Пора было возвращаться — на мгновение я испугалась, что не знаю, в какую сторону мне идти, но, опустив глаза вниз, я тут же увидела собственные следы и пошла по ним назад, к машинам. Сначала я заметила красную Наташину куртку, ярким пятном блеснувшую мне навстречу из-за деревьев — она тоже вышла из леса и была уже рядом с Леней, шагах в десяти от Лендкрузера — багажник все еще был открыт, и рядом я увидела две полных пластиковых канистры, которые Леня успел выгрузить на укатанный снег. Они были не одни — преграждая им путь к машине, прямо возле распахнутого багажника, стояли три незнакомых человека — все мужчины, один в грязно-сером ватнике, двое других — в бесформенных овчинных тулупах; на ногах у всех троих были валенки. Оглядевшись, я не увидела вокруг ничего, на чем они могли бы приехать, — вероятно, они пришли пешком по дороге, а может быть, вышли из леса, по той же просеке, которая и заставила нас здесь остановиться. Ветка под моей ногой хрустнула, и все они обернулись ко мне — я успела еще подумать, что могу просто сделать шаг назад, и в наступающих сумерках меня снова не будет видно с дороги, но тут откуда-то справа, совсем рядом, вдруг раздался голос, произнесший приветливо:
— Здравствуйте вам. — Обернувшись, я разглядела говорившего — четвертый мужчина был в огромной, как у канадского лесоруба, рыжей лисьей шапке с огромными пушистыми ушами, подвязанными к макушке, и светло-коричневом распахнутом тулупе с пожелтевшим воротником. Скорее всего, когда я вышла из леса, он стоял прямо возле прицепа, и потому я не сразу заметила его. Незнакомец приблизился еще немного и шутливым жестом стянул с головы свою лисью шапку — он улыбался.
— Здравствуйте вам, — повторил он еще раз, — а мы идем это мимо, и тут товарища вашего увидели, — он пошел прямо на меня, оттесняя меня от леса, я бросила взгляд в сторону Лендкрузера — у Лени должно быть ружье, главное, держаться к нему поближе, чтобы не остаться здесь, возле лисьей шапки, когда все начнется, где же все остальные, почему не выходят — проходя мимо Витары, я вдруг заметила на заднем сиденье Мишку, который, наверное, вернулся раньше и теперь, скорчившись за грудой вещей, напряженно наблюдал за происходящим через стекло. Наши взгляды встретились на мгновение, и я как можно незаметнее покачала головой — не выходи. Важно было, чтобы человек в лисьей шапке не заметил его, так что я повернулась к нему и тоже попыталась улыбнуться.

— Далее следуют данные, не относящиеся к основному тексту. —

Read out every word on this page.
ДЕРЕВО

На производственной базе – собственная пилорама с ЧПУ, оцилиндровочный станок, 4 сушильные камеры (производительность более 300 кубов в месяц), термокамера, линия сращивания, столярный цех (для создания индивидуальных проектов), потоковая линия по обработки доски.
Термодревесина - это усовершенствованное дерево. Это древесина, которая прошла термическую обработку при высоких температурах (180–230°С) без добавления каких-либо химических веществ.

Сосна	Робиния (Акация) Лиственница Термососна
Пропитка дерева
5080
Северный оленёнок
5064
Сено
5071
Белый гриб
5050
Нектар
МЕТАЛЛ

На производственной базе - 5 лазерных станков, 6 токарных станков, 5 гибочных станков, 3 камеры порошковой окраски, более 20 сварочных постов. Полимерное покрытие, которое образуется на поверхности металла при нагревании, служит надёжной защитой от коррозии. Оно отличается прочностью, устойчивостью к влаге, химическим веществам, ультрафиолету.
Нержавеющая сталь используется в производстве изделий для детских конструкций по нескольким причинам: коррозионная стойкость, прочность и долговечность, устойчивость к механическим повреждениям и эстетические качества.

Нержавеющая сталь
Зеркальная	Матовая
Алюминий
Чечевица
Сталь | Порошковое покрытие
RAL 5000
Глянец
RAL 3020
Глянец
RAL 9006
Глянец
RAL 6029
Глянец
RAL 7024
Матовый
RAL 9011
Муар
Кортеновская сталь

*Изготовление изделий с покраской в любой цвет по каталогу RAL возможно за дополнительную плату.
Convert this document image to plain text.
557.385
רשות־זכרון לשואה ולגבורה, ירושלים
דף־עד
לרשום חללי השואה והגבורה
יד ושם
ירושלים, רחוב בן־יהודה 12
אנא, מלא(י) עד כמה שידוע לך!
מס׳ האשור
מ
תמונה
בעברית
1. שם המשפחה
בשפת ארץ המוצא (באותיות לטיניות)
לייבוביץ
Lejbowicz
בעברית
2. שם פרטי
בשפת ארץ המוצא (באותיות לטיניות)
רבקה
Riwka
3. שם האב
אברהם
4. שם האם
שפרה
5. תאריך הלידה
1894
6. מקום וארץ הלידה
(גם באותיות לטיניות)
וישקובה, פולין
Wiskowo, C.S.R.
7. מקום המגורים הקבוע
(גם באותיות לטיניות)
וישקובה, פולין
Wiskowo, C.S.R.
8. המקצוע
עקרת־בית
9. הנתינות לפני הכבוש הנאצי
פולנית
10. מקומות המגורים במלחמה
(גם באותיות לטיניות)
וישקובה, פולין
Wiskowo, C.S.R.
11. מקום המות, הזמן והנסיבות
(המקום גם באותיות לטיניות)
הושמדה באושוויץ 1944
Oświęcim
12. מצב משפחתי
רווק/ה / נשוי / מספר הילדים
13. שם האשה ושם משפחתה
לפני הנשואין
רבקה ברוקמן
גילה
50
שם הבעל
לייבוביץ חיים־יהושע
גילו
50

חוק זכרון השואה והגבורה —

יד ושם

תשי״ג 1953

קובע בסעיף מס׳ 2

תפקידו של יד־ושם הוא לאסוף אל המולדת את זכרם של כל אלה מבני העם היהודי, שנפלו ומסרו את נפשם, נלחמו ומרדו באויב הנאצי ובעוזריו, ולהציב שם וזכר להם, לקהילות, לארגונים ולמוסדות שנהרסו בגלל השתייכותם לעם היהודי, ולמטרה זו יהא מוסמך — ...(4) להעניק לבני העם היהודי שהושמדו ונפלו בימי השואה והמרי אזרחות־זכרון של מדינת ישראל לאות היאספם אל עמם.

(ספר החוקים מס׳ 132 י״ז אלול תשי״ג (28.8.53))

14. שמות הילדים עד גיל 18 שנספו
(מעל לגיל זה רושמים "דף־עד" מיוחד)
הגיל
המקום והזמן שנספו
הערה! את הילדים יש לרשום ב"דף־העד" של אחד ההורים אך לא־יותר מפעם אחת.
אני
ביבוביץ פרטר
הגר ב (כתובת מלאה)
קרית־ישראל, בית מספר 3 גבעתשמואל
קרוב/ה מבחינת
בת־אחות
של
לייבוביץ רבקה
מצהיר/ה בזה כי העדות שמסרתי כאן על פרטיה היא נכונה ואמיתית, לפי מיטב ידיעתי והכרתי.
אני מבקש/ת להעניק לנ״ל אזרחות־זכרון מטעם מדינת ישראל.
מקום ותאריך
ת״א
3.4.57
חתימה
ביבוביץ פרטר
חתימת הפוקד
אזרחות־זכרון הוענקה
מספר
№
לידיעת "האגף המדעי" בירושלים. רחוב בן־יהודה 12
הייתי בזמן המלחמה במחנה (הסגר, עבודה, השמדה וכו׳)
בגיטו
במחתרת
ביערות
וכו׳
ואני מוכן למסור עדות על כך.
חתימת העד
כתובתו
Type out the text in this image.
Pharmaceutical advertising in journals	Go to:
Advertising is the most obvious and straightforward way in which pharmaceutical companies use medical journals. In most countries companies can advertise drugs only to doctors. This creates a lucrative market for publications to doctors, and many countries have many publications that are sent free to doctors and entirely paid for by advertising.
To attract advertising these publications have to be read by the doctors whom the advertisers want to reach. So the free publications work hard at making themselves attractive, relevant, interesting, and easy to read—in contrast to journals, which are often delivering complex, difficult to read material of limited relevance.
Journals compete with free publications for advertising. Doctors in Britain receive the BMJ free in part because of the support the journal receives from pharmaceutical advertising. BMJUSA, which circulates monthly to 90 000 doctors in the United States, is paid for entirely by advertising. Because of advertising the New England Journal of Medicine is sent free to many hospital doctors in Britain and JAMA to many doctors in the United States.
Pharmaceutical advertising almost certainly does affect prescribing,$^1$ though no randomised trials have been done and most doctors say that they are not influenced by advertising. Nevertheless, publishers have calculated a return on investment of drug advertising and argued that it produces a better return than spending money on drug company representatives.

— Живете здесь? — спросила я; оказалось, что на сильном морозе губы почти не шевелятся — и это было хорошо, потому что иначе он непременно увидел бы, что они дрожат.
— А? Да, мы это… оттуда, — ответил он и неопределенно махнул рукой куда-то за спину, в его речи было что-то странное, но что именно, я не поняла. Мы уже поравнялись с Лендкрузером; последние несколько шагов я почти пробежала, увязая в снегу, наверное, он просто ждет, пока я встану рядом, а потом уже заставит их уйти. Я посмотрела Лене в лицо, он слабо улыбнулся мне, и я почему-то тут же поняла, что все плохо — ружья у него в руках не было.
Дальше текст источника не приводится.